Can we draw a “realistic utopia” toward publicly reciprocal welfare state? –– A comparison of welfare programs between Japan and USA

Reiko Gotoh

Abstract

In the development of the postwar welfare state, Japan saw the Hibakusha movement, which campaigned for the state compensation for atomic bomb survivors and also for the total abolishment of nuclear weapons. The state compensation is justified on the basis of responsibility of the state for the war. It has been based on essentially different logic from the public assistance provided for the needy persons in general. The Hibakusha movement became widely known and was recently nominated for the Nobel Prize for Peace.
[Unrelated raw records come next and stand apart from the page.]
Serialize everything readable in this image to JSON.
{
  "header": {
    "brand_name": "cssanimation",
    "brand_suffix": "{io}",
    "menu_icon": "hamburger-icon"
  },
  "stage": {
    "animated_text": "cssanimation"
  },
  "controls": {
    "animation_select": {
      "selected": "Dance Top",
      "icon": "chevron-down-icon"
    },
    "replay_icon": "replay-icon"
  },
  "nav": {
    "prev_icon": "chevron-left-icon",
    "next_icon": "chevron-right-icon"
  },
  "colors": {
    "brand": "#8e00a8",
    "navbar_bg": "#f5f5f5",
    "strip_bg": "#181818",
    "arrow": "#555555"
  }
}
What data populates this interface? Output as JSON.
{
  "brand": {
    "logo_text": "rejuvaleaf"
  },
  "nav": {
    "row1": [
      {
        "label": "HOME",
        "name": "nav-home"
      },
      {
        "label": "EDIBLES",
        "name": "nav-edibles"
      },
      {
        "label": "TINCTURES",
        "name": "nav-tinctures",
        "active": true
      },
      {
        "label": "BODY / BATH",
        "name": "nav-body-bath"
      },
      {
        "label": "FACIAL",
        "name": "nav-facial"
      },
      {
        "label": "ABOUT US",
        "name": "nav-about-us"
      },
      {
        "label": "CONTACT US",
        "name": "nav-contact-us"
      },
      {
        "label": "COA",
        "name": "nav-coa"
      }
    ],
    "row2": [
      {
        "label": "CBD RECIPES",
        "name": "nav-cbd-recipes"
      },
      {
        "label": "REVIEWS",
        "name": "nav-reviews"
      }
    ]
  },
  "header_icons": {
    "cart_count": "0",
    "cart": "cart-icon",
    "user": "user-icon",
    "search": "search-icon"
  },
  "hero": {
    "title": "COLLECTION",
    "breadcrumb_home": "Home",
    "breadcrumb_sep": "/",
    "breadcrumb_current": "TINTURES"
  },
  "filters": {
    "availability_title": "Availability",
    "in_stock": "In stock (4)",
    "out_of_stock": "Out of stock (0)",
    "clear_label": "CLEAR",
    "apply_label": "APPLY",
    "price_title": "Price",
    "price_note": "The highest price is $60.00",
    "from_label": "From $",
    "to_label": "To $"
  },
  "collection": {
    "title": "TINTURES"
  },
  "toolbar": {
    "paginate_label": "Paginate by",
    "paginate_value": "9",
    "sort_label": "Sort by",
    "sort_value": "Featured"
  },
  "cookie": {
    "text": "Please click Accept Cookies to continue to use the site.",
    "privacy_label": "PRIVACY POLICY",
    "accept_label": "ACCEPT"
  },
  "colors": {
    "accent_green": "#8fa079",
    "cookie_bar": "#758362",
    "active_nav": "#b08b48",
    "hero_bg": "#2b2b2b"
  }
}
We can hardly say, however, that the meaning and implication of the Hibakusha movement was properly understood in the formation of welfare state in Japan. The postwar welfare state prides itself on the comprehensive menu and universal coverage (stipulated as “right to well-being” in constitution), which is supported by liberal values emphasizing individual independence and autonomy.

In reality, however, the so called comprehensiveness was limited to dealing with standard risks associated with and assumed in standard life-stages. The apparently universal system could only support those who had satisfied eligibility requirements. We cannot deny the possibility that some Hibakusha are campaigning for abolishing nuclear weapons while not receiving reasonable compensation for their own suffering. In contrast, the USA began developing its welfare system by offering targeted assistance for elders, persons with disabilities, single mothers and so on. It has not yet stipulated a universal “right to well-being” for its citizens or any corresponding duty of the state to provide public assistance in its constitution. Yet, many kinds of compensation schemes and assistant programs have been implemented with the support of citizens and non-profit organizations.

With these comparisons in mind, this paper reconsiders the role of the welfare state and provides an alternative conception of the welfare state, “capability-based public reciprocity,” by connecting economic philosophies of John Rawls and Amartya Sen.